Family of Best Models (FBM)
Rather than selecting a single “best” model, Predomics identifies the Family of Best Models – a statistically defined population of all models whose performance is not significantly worse than the best.
Definition
Let N models have fitness scores f_1 >= f_2 >= … >= f_N (sorted descending). The FBM is defined using a binomial confidence interval around the best score f_1:
lower_bound = BinomialCI(f_1, N, alpha)
FBM = { model_i : f_i > lower_bound }
where alpha is the confidence level (parameter best_models_criterion). A smaller alpha produces a larger FBM (more permissive).
If the fitness metric is not in [0, 1], a fallback criterion selects the top 5% of models.
Why a Family, Not a Single Model?
- Statistical equivalence: Many models may perform equally well within sampling noise. Selecting only the top model ignores this uncertainty.
- Feature robustness: Features appearing in many FBM models (high prevalence) are more reliable biomarkers than features appearing in only the top model.
- Biological insight: The diversity of models in the FBM reveals which features are interchangeable and which are essential.
- Ensemble prediction: The FBM provides a natural ensemble for jury/voting-based prediction.
FBM Analysis in PredomicsApp
Feature Prevalence
For each feature, its FBM prevalence is the fraction of FBM models that include it:
prevalence(feature_j) = count(models containing feature_j) / |FBM|
Features with prevalence > 80% are likely core biomarkers. Features with prevalence 20-80% may be interchangeable alternatives. Features with prevalence < 20% are accessory or context-dependent.
Population Heatmap
The FBM population is visualized as a heatmap:
- Rows: Models (sorted by fitness or language)
- Columns: Features (sorted by prevalence)
- Color: Coefficient value (+1 blue, -1 red, 0 white)
This reveals which features co-occur, which are mutually exclusive, and whether distinct model families exist.
Co-Presence Analysis
Feature co-presence measures how often two features appear together in FBM models compared to chance:
- For each feature pair (A, B), count:
- Both present: n_AB
- Only A: n_A - n_AB
- Only B: n_B - n_AB
- Neither: N - n_A - n_B + n_AB
- Apply the hypergeometric test (Fisher’s exact test) to assess significance
- Features that co-occur more than expected are positively associated (potential functional modules)

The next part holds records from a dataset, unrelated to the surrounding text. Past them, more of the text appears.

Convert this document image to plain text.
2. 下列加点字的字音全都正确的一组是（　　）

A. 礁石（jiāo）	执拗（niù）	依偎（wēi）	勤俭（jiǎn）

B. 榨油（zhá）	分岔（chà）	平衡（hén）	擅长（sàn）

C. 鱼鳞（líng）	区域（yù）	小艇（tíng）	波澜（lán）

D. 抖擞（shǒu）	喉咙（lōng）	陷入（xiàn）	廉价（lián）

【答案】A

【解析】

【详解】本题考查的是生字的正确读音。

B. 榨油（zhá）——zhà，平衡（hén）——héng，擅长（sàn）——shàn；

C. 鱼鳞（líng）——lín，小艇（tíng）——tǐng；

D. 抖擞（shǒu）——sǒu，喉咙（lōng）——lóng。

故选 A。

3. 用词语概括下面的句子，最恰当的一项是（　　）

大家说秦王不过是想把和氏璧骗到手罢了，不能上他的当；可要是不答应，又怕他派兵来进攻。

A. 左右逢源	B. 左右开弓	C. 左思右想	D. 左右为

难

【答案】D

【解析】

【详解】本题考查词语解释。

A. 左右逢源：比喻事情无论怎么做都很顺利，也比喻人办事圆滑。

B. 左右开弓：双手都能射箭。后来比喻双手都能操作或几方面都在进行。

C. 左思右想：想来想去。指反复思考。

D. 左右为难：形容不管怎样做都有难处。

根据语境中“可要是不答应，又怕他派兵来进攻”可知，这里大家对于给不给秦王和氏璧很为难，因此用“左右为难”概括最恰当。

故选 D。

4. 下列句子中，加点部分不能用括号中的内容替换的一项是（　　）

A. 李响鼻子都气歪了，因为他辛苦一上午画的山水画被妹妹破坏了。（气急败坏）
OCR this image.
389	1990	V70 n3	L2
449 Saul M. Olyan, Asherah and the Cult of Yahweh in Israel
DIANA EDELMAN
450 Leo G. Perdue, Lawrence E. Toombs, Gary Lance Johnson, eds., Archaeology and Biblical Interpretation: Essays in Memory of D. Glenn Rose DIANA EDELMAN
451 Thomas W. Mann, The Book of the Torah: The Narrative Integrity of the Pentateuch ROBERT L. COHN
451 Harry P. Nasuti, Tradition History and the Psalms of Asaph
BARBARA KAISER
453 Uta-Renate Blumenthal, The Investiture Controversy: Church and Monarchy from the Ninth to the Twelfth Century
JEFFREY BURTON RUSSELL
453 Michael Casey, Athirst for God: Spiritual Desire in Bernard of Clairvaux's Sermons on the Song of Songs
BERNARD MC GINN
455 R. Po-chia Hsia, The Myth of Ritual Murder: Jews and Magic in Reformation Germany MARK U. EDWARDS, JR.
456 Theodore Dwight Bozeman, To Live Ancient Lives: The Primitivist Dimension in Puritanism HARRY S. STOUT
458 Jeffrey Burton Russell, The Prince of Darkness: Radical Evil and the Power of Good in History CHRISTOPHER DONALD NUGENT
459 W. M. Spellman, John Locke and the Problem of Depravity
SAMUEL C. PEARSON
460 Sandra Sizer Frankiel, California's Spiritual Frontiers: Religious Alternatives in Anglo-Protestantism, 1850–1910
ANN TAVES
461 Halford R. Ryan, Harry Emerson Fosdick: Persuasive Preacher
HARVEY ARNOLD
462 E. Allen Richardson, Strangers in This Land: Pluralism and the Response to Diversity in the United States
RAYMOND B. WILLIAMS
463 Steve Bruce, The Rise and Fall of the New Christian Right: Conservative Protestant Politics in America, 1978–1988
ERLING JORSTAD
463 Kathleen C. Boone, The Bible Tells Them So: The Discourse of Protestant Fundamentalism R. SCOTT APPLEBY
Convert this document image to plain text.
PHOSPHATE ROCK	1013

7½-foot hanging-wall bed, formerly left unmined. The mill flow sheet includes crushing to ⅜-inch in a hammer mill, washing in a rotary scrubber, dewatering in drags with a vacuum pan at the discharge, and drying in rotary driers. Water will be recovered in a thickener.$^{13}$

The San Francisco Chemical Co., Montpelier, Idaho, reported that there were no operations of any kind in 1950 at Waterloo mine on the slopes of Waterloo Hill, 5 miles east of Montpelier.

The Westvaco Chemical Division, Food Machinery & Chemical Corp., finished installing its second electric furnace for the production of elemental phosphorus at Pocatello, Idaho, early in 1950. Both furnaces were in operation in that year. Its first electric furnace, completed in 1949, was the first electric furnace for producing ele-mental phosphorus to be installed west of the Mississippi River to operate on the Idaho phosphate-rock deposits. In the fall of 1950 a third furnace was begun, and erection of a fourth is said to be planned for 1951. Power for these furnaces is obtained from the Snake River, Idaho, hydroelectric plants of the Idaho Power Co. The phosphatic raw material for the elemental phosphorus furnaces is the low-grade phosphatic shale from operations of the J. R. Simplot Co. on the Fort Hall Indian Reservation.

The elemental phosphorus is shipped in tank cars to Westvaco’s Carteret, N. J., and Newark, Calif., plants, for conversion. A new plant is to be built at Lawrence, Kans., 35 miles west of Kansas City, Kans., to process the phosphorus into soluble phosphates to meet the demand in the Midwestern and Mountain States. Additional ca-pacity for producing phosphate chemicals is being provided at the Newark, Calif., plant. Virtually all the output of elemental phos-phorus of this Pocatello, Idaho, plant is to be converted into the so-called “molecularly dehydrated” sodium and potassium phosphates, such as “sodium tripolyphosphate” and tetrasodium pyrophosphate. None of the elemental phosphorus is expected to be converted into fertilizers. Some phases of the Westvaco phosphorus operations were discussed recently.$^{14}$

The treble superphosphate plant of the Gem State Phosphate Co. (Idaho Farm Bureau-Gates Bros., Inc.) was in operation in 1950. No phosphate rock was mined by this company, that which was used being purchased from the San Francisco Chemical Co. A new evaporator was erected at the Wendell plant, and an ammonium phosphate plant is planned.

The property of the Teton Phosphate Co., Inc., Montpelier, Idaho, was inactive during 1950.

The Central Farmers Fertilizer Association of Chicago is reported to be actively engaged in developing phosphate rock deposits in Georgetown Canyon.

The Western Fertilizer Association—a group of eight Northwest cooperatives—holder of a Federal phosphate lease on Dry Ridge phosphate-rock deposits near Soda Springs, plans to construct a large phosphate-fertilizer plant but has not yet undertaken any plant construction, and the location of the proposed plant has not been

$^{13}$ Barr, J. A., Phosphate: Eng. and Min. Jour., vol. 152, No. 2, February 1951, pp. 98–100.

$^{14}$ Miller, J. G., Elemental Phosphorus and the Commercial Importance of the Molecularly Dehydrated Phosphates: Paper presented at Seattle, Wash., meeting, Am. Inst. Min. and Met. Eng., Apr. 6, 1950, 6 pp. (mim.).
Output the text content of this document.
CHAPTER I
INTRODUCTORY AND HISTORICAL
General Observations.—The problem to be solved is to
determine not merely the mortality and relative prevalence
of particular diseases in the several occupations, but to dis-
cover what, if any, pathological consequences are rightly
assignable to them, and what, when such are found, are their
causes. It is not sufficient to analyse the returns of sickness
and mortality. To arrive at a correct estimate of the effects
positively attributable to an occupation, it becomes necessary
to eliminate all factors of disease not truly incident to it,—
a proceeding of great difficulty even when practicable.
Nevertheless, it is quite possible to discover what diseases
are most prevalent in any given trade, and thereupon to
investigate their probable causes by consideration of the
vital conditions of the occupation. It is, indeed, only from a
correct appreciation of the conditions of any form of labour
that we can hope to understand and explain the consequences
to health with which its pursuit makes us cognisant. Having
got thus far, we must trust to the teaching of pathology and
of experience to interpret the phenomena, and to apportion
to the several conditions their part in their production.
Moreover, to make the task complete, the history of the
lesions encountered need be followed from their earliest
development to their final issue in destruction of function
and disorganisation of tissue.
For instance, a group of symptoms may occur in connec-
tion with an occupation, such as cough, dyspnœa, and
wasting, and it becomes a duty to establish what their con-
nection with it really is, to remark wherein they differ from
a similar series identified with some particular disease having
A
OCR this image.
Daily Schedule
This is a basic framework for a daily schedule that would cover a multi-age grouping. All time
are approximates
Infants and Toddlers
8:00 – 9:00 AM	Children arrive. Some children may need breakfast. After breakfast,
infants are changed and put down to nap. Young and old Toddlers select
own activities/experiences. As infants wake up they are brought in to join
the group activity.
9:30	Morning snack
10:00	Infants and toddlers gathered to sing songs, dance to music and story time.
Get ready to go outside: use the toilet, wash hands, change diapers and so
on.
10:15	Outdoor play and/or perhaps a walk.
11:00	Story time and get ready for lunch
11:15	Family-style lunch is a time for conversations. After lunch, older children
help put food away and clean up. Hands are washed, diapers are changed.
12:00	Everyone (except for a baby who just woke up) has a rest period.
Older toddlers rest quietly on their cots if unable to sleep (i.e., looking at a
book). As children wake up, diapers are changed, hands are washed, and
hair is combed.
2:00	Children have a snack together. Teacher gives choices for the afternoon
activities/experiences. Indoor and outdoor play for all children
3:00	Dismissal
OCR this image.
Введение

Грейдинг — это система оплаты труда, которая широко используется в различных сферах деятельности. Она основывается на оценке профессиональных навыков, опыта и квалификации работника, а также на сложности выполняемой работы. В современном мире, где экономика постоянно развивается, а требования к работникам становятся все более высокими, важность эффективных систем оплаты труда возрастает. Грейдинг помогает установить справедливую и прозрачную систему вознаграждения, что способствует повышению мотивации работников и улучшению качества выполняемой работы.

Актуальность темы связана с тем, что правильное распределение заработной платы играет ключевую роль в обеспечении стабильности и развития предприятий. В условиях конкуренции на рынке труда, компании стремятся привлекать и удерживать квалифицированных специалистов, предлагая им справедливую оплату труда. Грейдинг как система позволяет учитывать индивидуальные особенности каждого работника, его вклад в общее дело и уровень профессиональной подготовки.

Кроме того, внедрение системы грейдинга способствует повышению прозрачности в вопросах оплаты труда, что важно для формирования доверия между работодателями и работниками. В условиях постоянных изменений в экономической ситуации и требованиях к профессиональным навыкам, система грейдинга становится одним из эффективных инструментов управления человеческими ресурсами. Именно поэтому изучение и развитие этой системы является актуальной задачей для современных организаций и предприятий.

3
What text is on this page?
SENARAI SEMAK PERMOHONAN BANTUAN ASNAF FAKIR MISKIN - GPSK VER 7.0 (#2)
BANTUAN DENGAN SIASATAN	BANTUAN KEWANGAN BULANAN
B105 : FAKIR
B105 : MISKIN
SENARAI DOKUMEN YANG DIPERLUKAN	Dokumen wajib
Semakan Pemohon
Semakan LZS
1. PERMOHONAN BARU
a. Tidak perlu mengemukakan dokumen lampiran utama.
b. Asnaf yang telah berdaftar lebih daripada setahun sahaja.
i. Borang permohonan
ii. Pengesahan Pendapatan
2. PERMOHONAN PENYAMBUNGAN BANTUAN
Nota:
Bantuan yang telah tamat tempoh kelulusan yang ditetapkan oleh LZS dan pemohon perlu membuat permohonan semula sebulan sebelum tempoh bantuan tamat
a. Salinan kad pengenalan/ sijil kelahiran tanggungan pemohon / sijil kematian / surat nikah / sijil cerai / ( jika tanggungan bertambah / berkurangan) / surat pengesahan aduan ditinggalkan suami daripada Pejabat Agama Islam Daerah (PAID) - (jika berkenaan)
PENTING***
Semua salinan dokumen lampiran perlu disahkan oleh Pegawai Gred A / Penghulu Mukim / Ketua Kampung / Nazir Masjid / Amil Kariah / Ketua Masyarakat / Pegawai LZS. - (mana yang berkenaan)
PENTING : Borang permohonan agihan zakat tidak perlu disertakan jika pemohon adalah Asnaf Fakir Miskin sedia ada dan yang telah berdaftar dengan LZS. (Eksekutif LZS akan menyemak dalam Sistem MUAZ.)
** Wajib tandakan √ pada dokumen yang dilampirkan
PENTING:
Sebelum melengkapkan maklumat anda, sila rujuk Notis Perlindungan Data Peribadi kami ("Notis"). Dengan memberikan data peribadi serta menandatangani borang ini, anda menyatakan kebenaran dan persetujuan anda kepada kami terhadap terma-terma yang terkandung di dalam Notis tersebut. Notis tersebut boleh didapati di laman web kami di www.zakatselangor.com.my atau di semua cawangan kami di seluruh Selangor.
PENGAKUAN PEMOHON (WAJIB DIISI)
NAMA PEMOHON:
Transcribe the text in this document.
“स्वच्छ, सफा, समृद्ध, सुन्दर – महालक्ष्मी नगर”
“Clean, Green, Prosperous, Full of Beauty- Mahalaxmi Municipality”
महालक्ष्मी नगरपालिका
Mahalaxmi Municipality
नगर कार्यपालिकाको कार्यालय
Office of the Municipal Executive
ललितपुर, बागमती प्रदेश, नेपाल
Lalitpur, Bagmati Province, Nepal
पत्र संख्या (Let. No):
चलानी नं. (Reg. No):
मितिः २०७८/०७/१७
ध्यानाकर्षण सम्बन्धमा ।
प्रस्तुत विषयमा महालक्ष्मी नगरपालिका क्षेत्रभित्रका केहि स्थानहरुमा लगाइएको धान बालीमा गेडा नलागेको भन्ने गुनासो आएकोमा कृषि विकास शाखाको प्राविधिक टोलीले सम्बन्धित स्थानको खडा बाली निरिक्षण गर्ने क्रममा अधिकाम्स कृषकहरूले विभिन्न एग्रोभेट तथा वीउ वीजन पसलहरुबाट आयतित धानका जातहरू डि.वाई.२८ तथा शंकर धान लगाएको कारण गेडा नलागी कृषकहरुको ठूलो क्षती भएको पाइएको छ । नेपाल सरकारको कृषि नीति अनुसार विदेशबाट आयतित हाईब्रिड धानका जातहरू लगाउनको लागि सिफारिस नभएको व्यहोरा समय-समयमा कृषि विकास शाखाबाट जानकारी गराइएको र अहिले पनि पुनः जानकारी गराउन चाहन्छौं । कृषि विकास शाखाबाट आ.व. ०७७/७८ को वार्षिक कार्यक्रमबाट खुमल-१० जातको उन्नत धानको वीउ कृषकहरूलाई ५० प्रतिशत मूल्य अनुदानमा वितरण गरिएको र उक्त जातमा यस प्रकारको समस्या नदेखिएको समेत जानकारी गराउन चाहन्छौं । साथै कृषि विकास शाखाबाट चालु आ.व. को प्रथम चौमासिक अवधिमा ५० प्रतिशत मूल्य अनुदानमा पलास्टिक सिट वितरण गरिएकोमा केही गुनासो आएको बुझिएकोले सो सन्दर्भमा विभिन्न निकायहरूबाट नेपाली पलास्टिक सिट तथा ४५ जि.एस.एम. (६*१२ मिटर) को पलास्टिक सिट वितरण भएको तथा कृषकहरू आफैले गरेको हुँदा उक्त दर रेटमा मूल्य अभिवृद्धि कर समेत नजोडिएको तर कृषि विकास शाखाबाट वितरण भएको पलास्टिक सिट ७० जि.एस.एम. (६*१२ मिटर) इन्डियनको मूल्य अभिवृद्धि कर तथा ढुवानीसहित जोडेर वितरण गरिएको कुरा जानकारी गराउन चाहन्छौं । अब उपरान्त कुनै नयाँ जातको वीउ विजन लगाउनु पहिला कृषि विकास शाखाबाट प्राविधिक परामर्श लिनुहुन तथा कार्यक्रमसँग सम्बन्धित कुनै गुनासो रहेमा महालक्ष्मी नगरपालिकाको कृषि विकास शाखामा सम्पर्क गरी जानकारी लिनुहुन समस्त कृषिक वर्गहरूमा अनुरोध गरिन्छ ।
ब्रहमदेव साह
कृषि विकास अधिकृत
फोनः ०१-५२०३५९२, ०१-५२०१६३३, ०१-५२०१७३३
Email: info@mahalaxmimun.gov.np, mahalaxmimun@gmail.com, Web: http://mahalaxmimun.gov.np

- Features that co-occur less than expected may be functionally redundant (interchangeable)
FBM Z-Score Filtering
The FBM can be further filtered using a z-score criterion to focus on models whose performance is within a statistical threshold of the mean:
z_i = (f_i - mean(FBM)) / std(FBM)
Models with z_i below a configurable threshold are excluded. This produces a tighter “core FBM” while still being more robust than single-model selection.
Jury / Ensemble Voting
The FBM naturally produces an ensemble of expert models for prediction:
Majority Voting
Each FBM model independently predicts the class of a new sample. The final prediction is the majority vote, optionally weighted by model fitness:
prediction = argmax( sum(w_i * vote_i) for class in {0, 1} )
where w_i is the weight of model i (e.g., its AUC).
Consensus Voting
Requires a minimum agreement level (e.g., 70% of experts) to make a prediction. If agreement is below the threshold, the sample is classified as “undecided” (rejection):
if max(agreement_0, agreement_1) < consensus_threshold:
prediction = "rejected"
else:
prediction = argmax(agreement_0, agreement_1)
Vote Matrix
A detailed per-sample, per-model matrix showing how each expert voted on each sample. This allows identification of:
- Unanimous samples: All experts agree (high confidence)
- Controversial samples: Experts disagree (potentially misclassified or atypical)
- Expert groups: Clusters of models that vote similarly
Concordance Analysis
Measures pairwise agreement between jury experts:
- Cohen’s kappa between model pairs
- Overall concordance: Fraction of samples where all experts agree
- Confusion matrix for the jury ensemble vs. true labels
References
- Prifti, E. et al. (2020). Interpretable and accurate prediction scores for metagenomics data with Predomics. GigaScience, 9(3).
- Cui, S. (2017). Mining sparse statistical learning models. Internship report, Ecole Polytechnique / ICAN.